Похоже, его услышали. Фегелейн встрепенулся и, подняв голову, спросил:
— Что это?
— Ничего хорошего. Кажется, они собрались на завтрак.
— Да? Скорей бы уж… пусть будет, что будет. Чего же они медлят?
— Не знаю.
— Ах, да, тут же всем командует обезьяна в маске. Не думал, что такое скажу, но пусть начинают с меня. Мне уже всё равно, только поскорее бы всё закончилось.

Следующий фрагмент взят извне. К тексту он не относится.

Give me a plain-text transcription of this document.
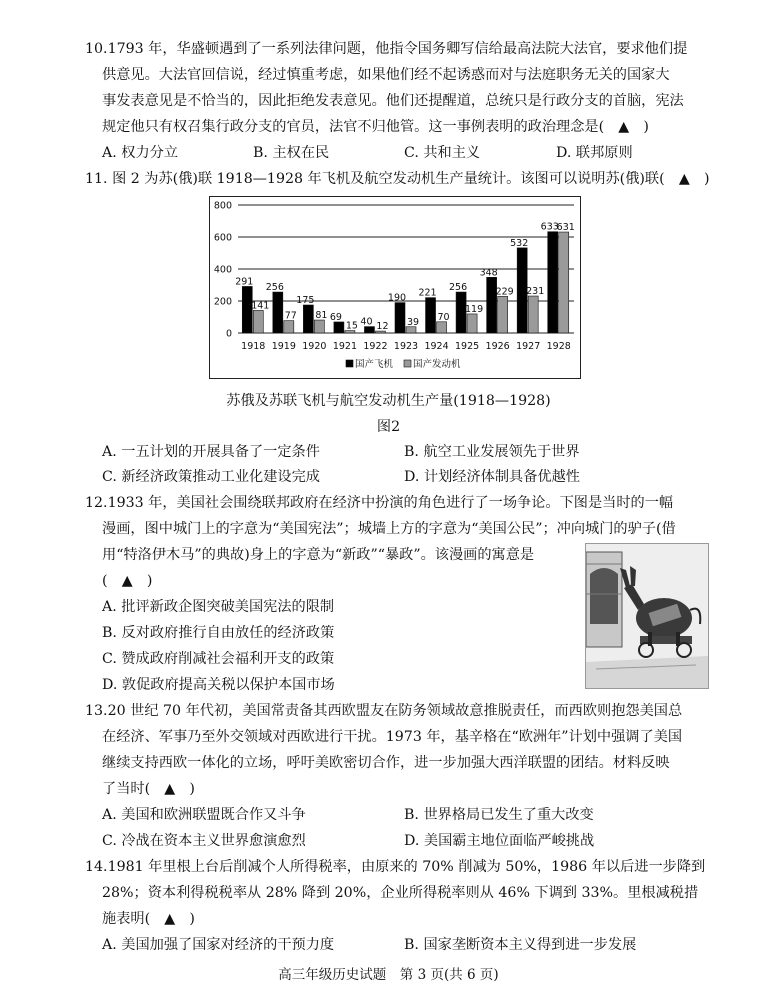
10.1793 年，华盛顿遇到了一系列法律问题，他指令国务卿写信给最高法院大法官，要求他们提
供意见。大法官回信说，经过慎重考虑，如果他们经不起诱惑而对与法庭职务无关的国家大
事发表意见是不恰当的，因此拒绝发表意见。他们还提醒道，总统只是行政分支的首脑，宪法
规定他只有权召集行政分支的官员，法官不归他管。这一事例表明的政治理念是(　▲　)
A. 权力分立	B. 主权在民	C. 共和主义	D. 联邦原则
11. 图 2 为苏(俄)联 1918—1928 年飞机及航空发动机生产量统计。该图可以说明苏(俄)联(　▲　)
0
200
400
600
800
291
141
1918
256
77
1919
175
81
1920
69
15
1921
40 12
1922
190
39
1923
221
70
1924
256
119
1925
348
229
1926
532
231
1927
633
631
1928
国产飞机 国产发动机
苏俄及苏联飞机与航空发动机生产量(1918—1928)
图2
A. 一五计划的开展具备了一定条件	B. 航空工业发展领先于世界
C. 新经济政策推动工业化建设完成	D. 计划经济体制具备优越性
12.1933 年，美国社会围绕联邦政府在经济中扮演的角色进行了一场争论。下图是当时的一幅
漫画，图中城门上的字意为“美国宪法”；城墙上方的字意为“美国公民”；冲向城门的驴子(借
用“特洛伊木马”的典故)身上的字意为“新政”“暴政”。该漫画的寓意是
(　▲　)
A. 批评新政企图突破美国宪法的限制
B. 反对政府推行自由放任的经济政策
C. 赞成政府削减社会福利开支的政策
D. 敦促政府提高关税以保护本国市场
13.20 世纪 70 年代初，美国常责备其西欧盟友在防务领域故意推脱责任，而西欧则抱怨美国总
在经济、军事乃至外交领域对西欧进行干扰。1973 年，基辛格在“欧洲年”计划中强调了美国
继续支持西欧一体化的立场，呼吁美欧密切合作，进一步加强大西洋联盟的团结。材料反映
了当时(　▲　)
A. 美国和欧洲联盟既合作又斗争	B. 世界格局已发生了重大改变
C. 冷战在资本主义世界愈演愈烈	D. 美国霸主地位面临严峻挑战
14.1981 年里根上台后削减个人所得税率，由原来的 70% 削减为 50%，1986 年以后进一步降到
28%；资本利得税税率从 28% 降到 20%，企业所得税率则从 46% 下调到 33%。里根减税措
施表明(　▲　)
A. 美国加强了国家对经济的干预力度	B. 国家垄断资本主义得到进一步发展
高三年级历史试题　第 3 页(共 6 页)
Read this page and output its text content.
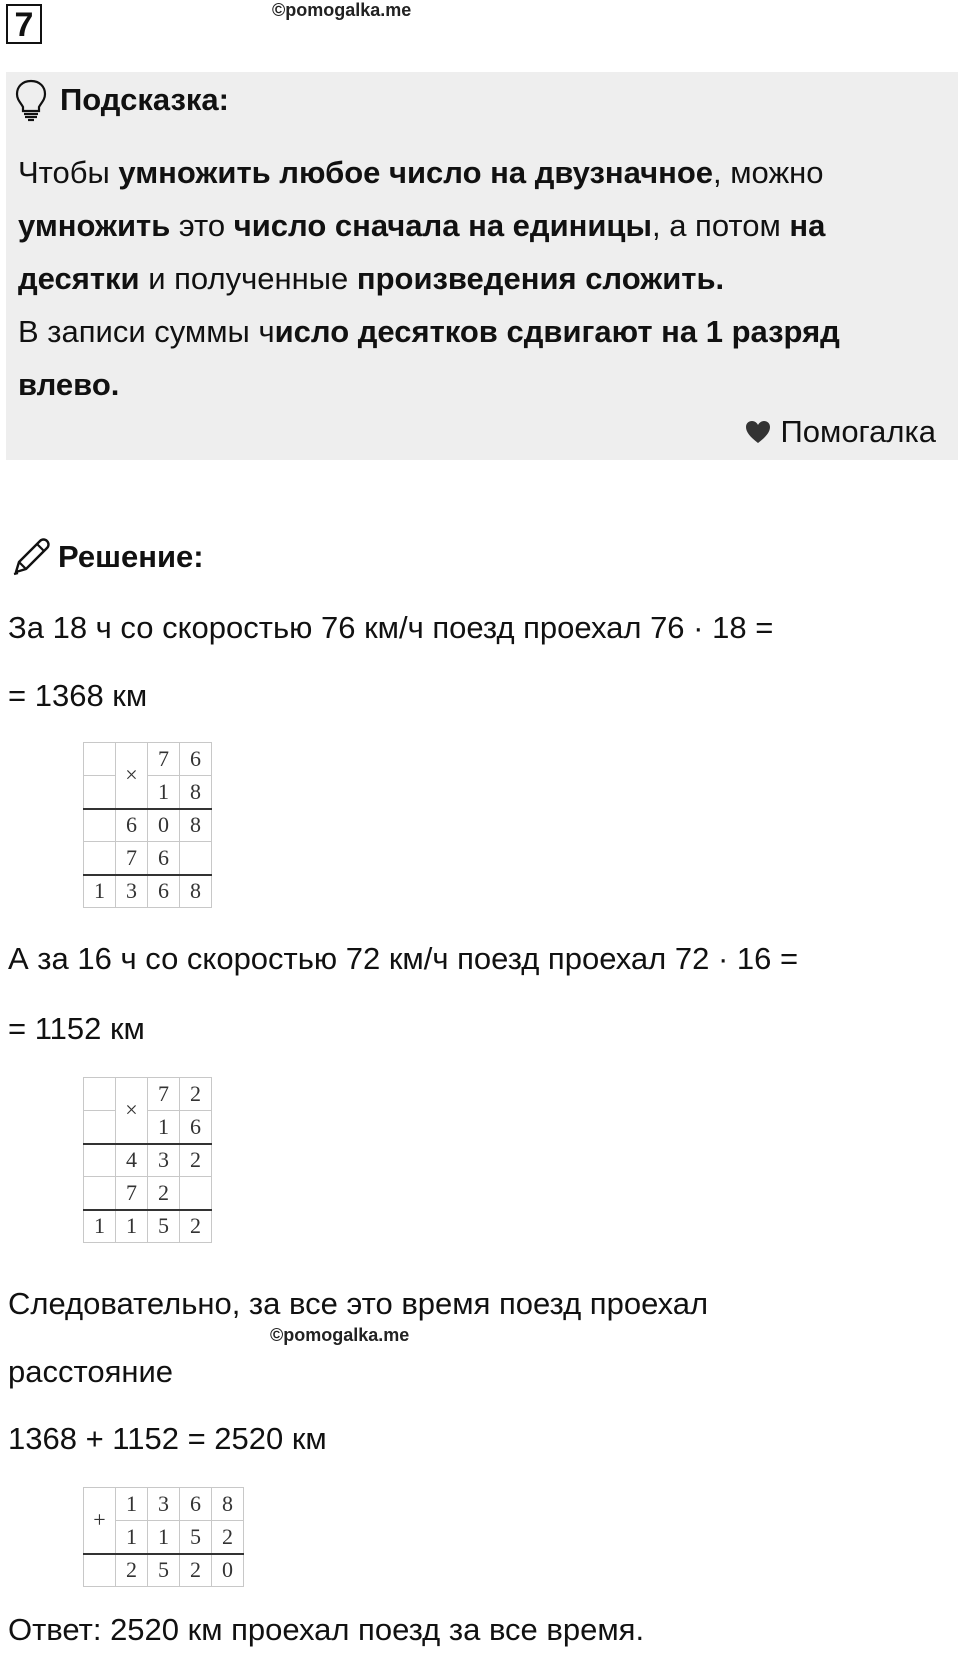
7	©pomogalka.me
Подсказка:
Чтобы умножить любое число на двузначное, можно умножить это число сначала на единицы, а потом на десятки и полученные произведения сложить.
В записи суммы число десятков сдвигают на 1 разряд влево.
Помогалка
Решение:
За 18 ч со скоростью 76 км/ч поезд проехал 76 · 18 =
= 1368 км
	×	7	6
		1	8
	6	0	8
	7	6	
1	3	6	8
А за 16 ч со скоростью 72 км/ч поезд проехал 72 · 16 =
= 1152 км
	×	7	2
		1	6
	4	3	2
	7	2	
1	1	5	2
Следовательно, за все это время поезд проехал
©pomogalka.me
расстояние
1368 + 1152 = 2520 км
+	1	3	6	8
	1	1	5	2
	2	5	2	0
Ответ: 2520 км проехал поезд за все время.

Фегелейн закрыл глаза и поник головой, всем своим видом демонстрируя покорность судьбе. Даже дыхание его стало едва уловимым, растворившимся в шелесте листьев. Клим же внимательно следил за происходящим на поляне. Кажется, действительно ждали маску. Когда она появилась, по измазанной зеленью толпе пробежало оживление. На этот раз в руках дикаря в маске не было ни топора, ни скорлупы ореха. Закрыв ладонями и прижав к груди, он нёс часы. Шёл он осторожно, крадучись, чтобы не дай бог не споткнуться и не выронить, останавливался, подносил к уху и, слушая, замирал, чтобы потом сделать пару шагов и снова слушать тихое тиканье. Не нужно много ума, чтобы догадаться, что часы для дикаря превратились в несусветную ценность, милую, близкую сердцу зверушку, а может, и в сверхъестественное божество. Дождавшись, когда маска займёт центр поляны, племя затянуло песню. Заунывный гул постепенно набирал силу. Но, кажется, они ещё не определились с жертвой. Дикарь с осколком раковины изучающе смотрел в глаза Климу, затем перевёл взгляд на Фегелейна. Он обошёл его по кругу и, не прекращая гнусавить общий мотив, как бритвой распорол брюки на правой ноге. Клим был уверен, что Фегелейн всё чувствует, но тот даже не открыл глаза.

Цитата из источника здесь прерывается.